- San Mateo del Mar Location in Mexico
- Coordinates: 16°12′N 94°59′W﻿ / ﻿16.200°N 94.983°W
- Country: Mexico
- State: Oaxaca

Area
- • Total: 75.2 km^{2} (29.0 sq mi)

Population (2005)
- • Total: 12,667
- Time zone: UTC-6 (Central Standard Time)

= San Mateo del Mar =

  San Mateo del Mar is a coastal town and municipality in Oaxaca in south-western Mexico. It is part of the Tehuantepec District in the west of the Istmo Region. It is the largest of four Huave towns in the region, the others being San Dionisio del Mar, San Francisco del Mar and Santa María del Mar.

As of 2005, the municipality had a total population of 12,667.

==Geography==
The total area of the municipality is 75.2 km^{2}. It is located on the shores of the Pacific Ocean.

===Climate===
San Mateo del Mar has a warm climate, with rainfall in summer and early autumn.

===Flora and fauna===
Flora include Pochote, Mesquite and Tepehuaje. Fauna include wild boar, coyote, badger, rabbit, armadillo, chachalaca and buzzard.

==History==
San Mateo del Mar was founded in 1606.

On 21–22 July 2020, thirteen men and two women were tortured and burned alive in a political-electoral dispute. Bishops of the Roman Catholic Diocese of Tehuantepec have called for peace and reconciliation.

==Demography==
The population of San Mateo del Mar, according to the 2005 Census, is 12,667. There are 2,352 dwellings.

===Language===
Almost all of the town's population speak a dialect of the Ikoot language. According to a 1990 census, 1,800 of these Ikoot speakers are monolingual.

===Religion===
The predominant religion in San Mateo del Mar is Christianity, including both Catholic and evangelical adherents.

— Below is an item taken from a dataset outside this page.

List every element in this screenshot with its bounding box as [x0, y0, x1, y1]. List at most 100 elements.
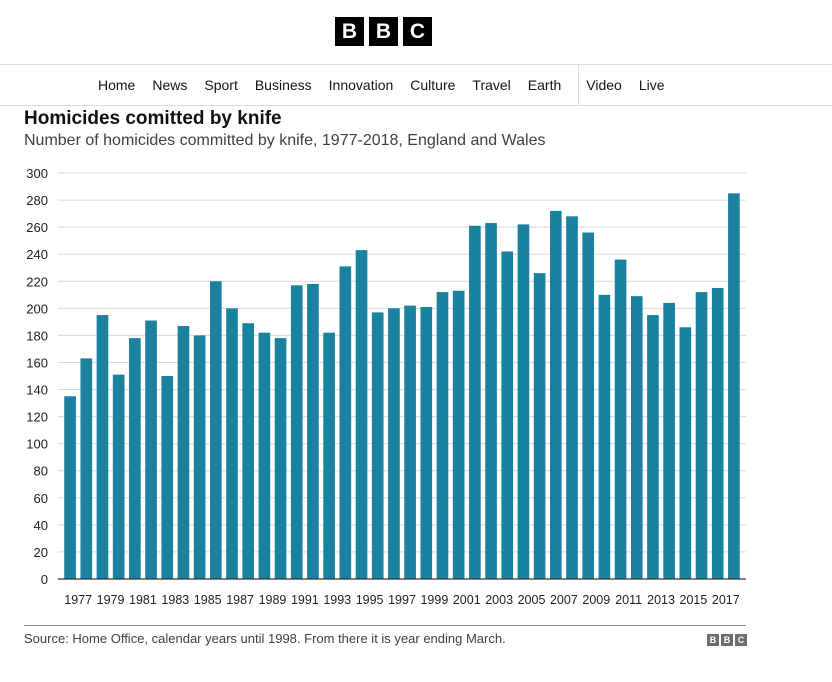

The first church building in San Mateo del Mar was constructed under the supervision of Spanish priests between 1591 and 1620. According to local legend, four men were buried alive at each corner of the church's foundation as it was built.

==Local facilities==

===Utilities===
Ninety percent of the town has immediate access to drinking water.

===Education===
The municipality has 3 kindergartens, 2 primary schools and 1 high school.

===Health care===
There are four medical centres in San Mateo del Mar. The health center that was built by former governor Ulises Ruiz Ortiz (PRI) in 2009 was never equipped or staffed and this neglect was cited as one of the root causes of the July 2020 dispute that led to the massacre of 15 Ikoots.

===Sport and recreation===
The town has basketball, baseball and volleyball facilities.

===Places of interest===
San Mateo del Mar has a museum with exhibitions about Ikoot culture, located at 'La Casa del Pueblo' (People's House).

==Economy==
The main economic activities of San Mateo are commercial fishing and agriculture. Shrimp is the most common seafood export, and bass and bream are also commercially fished. In terms of agriculture, residents grow crops such as corn and vegetables, and breed cattle, pigs and goats.

In addition, some of the townspeople make crafts. Traditional crafts include basket-making, pottery and earthenware.